Dana Prom Smith (11/21/07)

Several years ago meine Überfrau and I had a shoot out at Thanksgiving over the gravy. She asked me to make the gravy and stuffing, writing out the steps for gravy making. I compressed a couple of steps. The gravy clotted with free-floating lumps. “I just knew it!” she said. “You’re always taking short cuts. You’ve just ruined the whole dinner.” A former first-class flight attendant during TWA’s days of glamour and glory, Gretchen likes things “just so.”

A tense time was had by all. The gathering was composed of people who ordinarily don’t sit down together for dinner. An inclusive dinner, we invited my mother-in-law and my former wife. My children, all adults at the time, not wanting their mother to be alone on Thanksgiving, asked us to invite her. We also invited two couples, a veganesque Wiccan priestess who ate all the mixed nuts and her husband, a hummingbird feeder salesman, and an Assyrian Orthodox deacon and his Sephardic Jewish wife from South Yemen. A malaise underlay the gathering until dispelled by Gretchen’s magnificent feast.

Some gardens suffer the same malaise, something is going on in the garden just below the surface, resulting in a garden that doesn’t thrive. As my mother used to say of my academic achievements, “The potential is there, but the actual isn’t.” The alpha and omega of successful gardening is soil, and soil is “what you make of it.”

The best guests for a soil dinner are those strangely-worded creatures called mycorrhizae which are not discreet entities like a rock or a gas tank, but fungal associations or symbiotic relationships between nutrients in the soil and the roots of a plant. Growing in the tips of plant roots, they are little strands of fungi that pass from just outside the root to inside it. Spooky looking, they resemble a diaphanous spider web or that gossamered stuff used at Halloween. Of course, they can’t be seen with the naked eye, lying well below our visual radar screens.

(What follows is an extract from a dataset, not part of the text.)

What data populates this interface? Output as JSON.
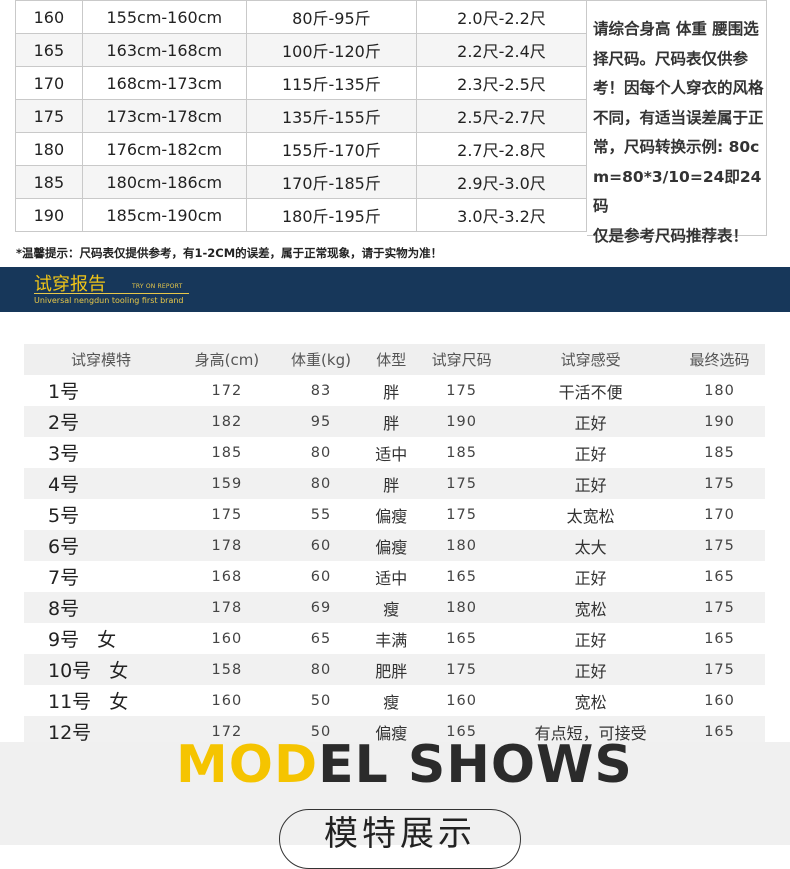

In corporate-speak mycorrhizae are facilitators and in psycho-babble enablers. Although, they can be bought, it isn’t necessary because they’re in the soil already, but to function effectively they need soil amended with organic matter, such as vintage cattle, horse, or chicken manure and compost.

Some mycorrhizae are good and some bad. The good ones are called mutualistic and the bad ones parasitic. If the soil isn’t composted and too much artificial fertilizer is used, especially heavy doses of phosphorous, the mycorrhizae sometimes turn bad or parasitic. Ironically, sometimes fertilizing a garden with artificial fertilizer withers the plants.

Indeed, as in life, good relationships mutually benefit everyone in the relationship. The plants take up the nutrients and release carbohydrates to the fungi all because of the mutualistic mycorrhizae. Everyone wins. The parasitic mycorrhizae suck nutrients out of the plant and don’t deliver carbohydrates to the fungi. Everyone loses. The mycorrhizae facilitate or enable the plant through its roots to take up nutrients from the soil.

As the middle men of a thriving garden, mutualistic mycorrhizae are the sine qua non of gardening. They improve nutrient and water uptake, root growth, and plant growth and yield. They also reduce transplant shock and drought stress.

Amending the soil with organic matter does something else. It helps save the planet, by replenishing the earth rather than consuming it, by cooling the planet through water conservation and foliage rather than heating it with concrete, asphalt, and gravel. It’s thinking globally by sustainable gardening locally. What better way to thank God at Thanksgiving than having a sumptuous feast of manure and compost for the earth!

The Sephardic woman from South Yemen and I got along swimmingly because we both spoke the same Sephardic dialect of Hebrew. She rescued the gravy, vigorously smoothing it out with a wire whisk. The stuffing turned out well. I had read and followed the directions. “For just once in your life, why don’t you do as you’re told?” The shrinks tell us that men often marry women like their mothers.